Mr. Strangelove_ A Biography of Peter Sellers - Ed Sikov [134]
PAUL: What’s all this, John?
JOHN: It’s Peter Sellers!
Cut to a stark Shakespearean set with incidental madrigal music on the sound track. Peter, dressed as Richard III, sits on an Elizabethan chair and, in the voice of Laurence Olivier, begins reciting the lyrics of “A Hard Day’s Night.” It is indescribably hilarious.
Peter had done the routine for release as a record earlier in the year, with Martin acting as producer, but it’s the televised visuals that push the bit onto the level of Olympian comedy. The combination of Sellers’s petulant, mad Olivier imitation with his near-instinctive talent for striking wildly funny facial expressions, made Peter’s brief TV appearance in November not only the highlight of the program but also the best nugget of work he did that year.

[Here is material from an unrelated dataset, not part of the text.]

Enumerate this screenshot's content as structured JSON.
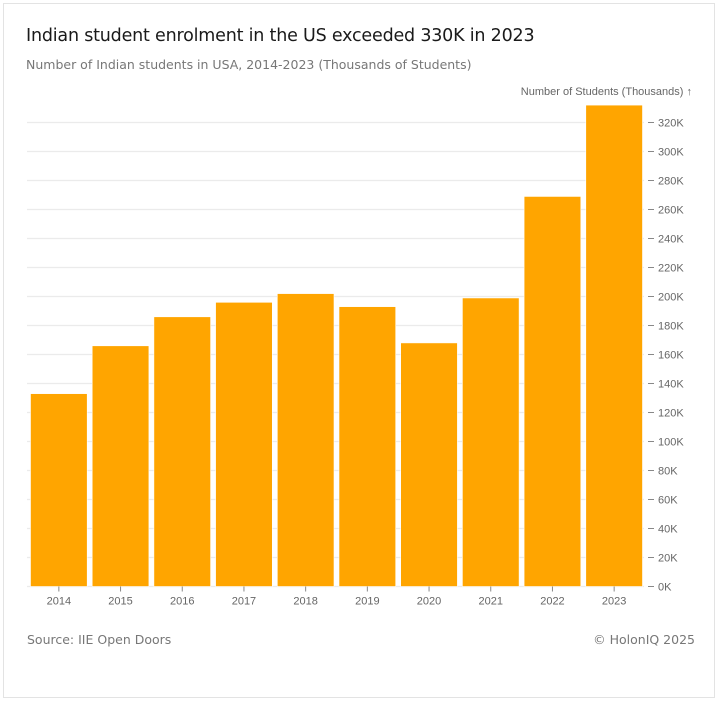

During the taping, he had had some difficulty with his lines and called, rather saltily, for cue cards. No one seems to have minded, however, since Peter lightened the mood by abruptly launching into “A Hard Day’s Night” as recited by Spike Milligan’s goofy Eccles. Then he did it as Fred Kite.

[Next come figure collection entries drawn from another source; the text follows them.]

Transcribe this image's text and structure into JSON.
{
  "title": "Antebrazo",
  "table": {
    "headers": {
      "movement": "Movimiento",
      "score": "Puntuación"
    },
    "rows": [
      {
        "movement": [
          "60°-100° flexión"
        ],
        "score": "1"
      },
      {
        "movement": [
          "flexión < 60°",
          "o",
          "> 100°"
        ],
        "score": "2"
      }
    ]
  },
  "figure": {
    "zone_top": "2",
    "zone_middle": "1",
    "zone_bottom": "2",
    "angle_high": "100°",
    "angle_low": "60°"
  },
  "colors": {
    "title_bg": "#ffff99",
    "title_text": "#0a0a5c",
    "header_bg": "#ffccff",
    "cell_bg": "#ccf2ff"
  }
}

The final, taped product, however, was pure, leering Olivier. With a declamatory and nasal delivery, Sellers barks certain words and bites others, glances out of the corners of his slitty eyes, and brings out in full force the song’s underlying filth. The Beatles themselves couldn’t get away with it; Peter could—and did:
A grumpy dog and log. A sly, insinuating do. A most self-satisfied everything. And, with a final smirk, alright.

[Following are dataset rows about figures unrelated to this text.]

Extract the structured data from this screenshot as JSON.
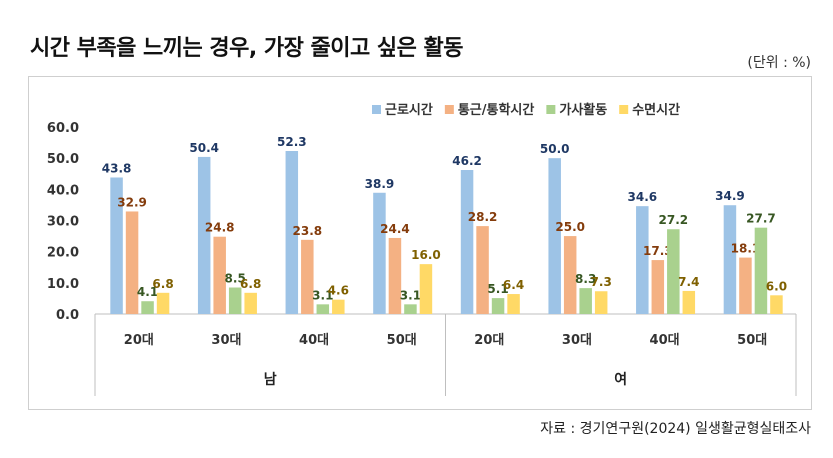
{
  "title": "시간 부족을 느끼는 경우, 가장 줄이고 싶은 활동",
  "unit": "(단위 : %)",
  "source": "자료 : 경기연구원(2024)  일생활균형실태조사",
  "chart_data": {
    "type": "bar",
    "ylim": [
      0,
      60
    ],
    "yticks": [
      "60.0",
      "50.0",
      "40.0",
      "30.0",
      "20.0",
      "10.0",
      "0.0"
    ],
    "categories": [
      "20대",
      "30대",
      "40대",
      "50대",
      "20대",
      "30대",
      "40대",
      "50대"
    ],
    "groups": [
      {
        "label": "남",
        "span": 4
      },
      {
        "label": "여",
        "span": 4
      }
    ],
    "legend_position": "top-right",
    "series": [
      {
        "name": "근로시간",
        "color": "#9DC3E6",
        "label_color": "#1F3864",
        "values": [
          43.8,
          50.4,
          52.3,
          38.9,
          46.2,
          50.0,
          34.6,
          34.9
        ],
        "labels": [
          "43.8",
          "50.4",
          "52.3",
          "38.9",
          "46.2",
          "50.0",
          "34.6",
          "34.9"
        ]
      },
      {
        "name": "통근/통학시간",
        "color": "#F4B183",
        "label_color": "#843C0C",
        "values": [
          32.9,
          24.8,
          23.8,
          24.4,
          28.2,
          25.0,
          17.3,
          18.1
        ],
        "labels": [
          "32.9",
          "24.8",
          "23.8",
          "24.4",
          "28.2",
          "25.0",
          "17.3",
          "18.1"
        ]
      },
      {
        "name": "가사활동",
        "color": "#A9D18E",
        "label_color": "#385723",
        "values": [
          4.1,
          8.5,
          3.1,
          3.1,
          5.1,
          8.3,
          27.2,
          27.7
        ],
        "labels": [
          "4.1",
          "8.5",
          "3.1",
          "3.1",
          "5.1",
          "8.3",
          "27.2",
          "27.7"
        ]
      },
      {
        "name": "수면시간",
        "color": "#FFD966",
        "label_color": "#7F6000",
        "values": [
          6.8,
          6.8,
          4.6,
          16.0,
          6.4,
          7.3,
          7.4,
          6.0
        ],
        "labels": [
          "6.8",
          "6.8",
          "4.6",
          "16.0",
          "6.4",
          "7.3",
          "7.4",
          "6.0"
        ]
      }
    ]
  }
}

Then Richard stands and delivers his outraged plea: “Can I do all this, yet cannot get a hit?”
The wish was granted within a month. Peter Sellers’s recording of “A Hard Day’s Night” reached number fourteen on the British pop charts in December.
• • •
“He could write his own ticket with me if he’d write and direct Casino Royale.”
This was Charles K. Feldman talking to Variety in June 1965. Feldman had a dream—to produce a big, splashy James Bond spoof in Technicolor and Panavision, with lots of gaudy sets and costumes and mid-sixties psychedelic wackiness and gorgeous babes and multiple 007s and a roster of glamorous international movie stars. Peter would be perfect for it, he thought.
They had been talking since late April. First it was on, then it was off, then it was maybe—Peter kept changing his mind—and by June, Feldman had taken to wooing his star in the press as well as through cajoling telephone calls and flattering letters. Peter wasn’t the only one to respond to Feldman’s entreaties by hesitating. Bryan Forbes had been very close to agreeing to be the film’s director, but he backed out before signing anything.
By late August, Casino Royale was on again. Columbia Pictures was putting up the money, and Peter, in Rome, was finally agreeing to terms: $750,000 plus $10,000 expenses. This time, Feldman got the insurance he needed to cover Peter—$5 million worth—and Peter seemed happy. He insisted that his friend Joe McGrath be the film’s director, and Feldman approved. Peter had had an idea for a costar, too.
Sophia.
• • •
Everybody liked Joe McGrath, Feldman told Peter in the fall, but McGrath wasn’t much help to Feldman in terms of convincing top-of-the-line performers like Sophia to sign onto the project since McGrath had never directed a feature film before. (McGrath had considerable television experience, but no movies.) If Feldman had been able to present McGrath to Sophia as an important director, then some of her reluctance might have been assuaged. But he couldn’t, he was sad to say, so Miss Loren had declined the chance to appear with Peter in Casino Royale.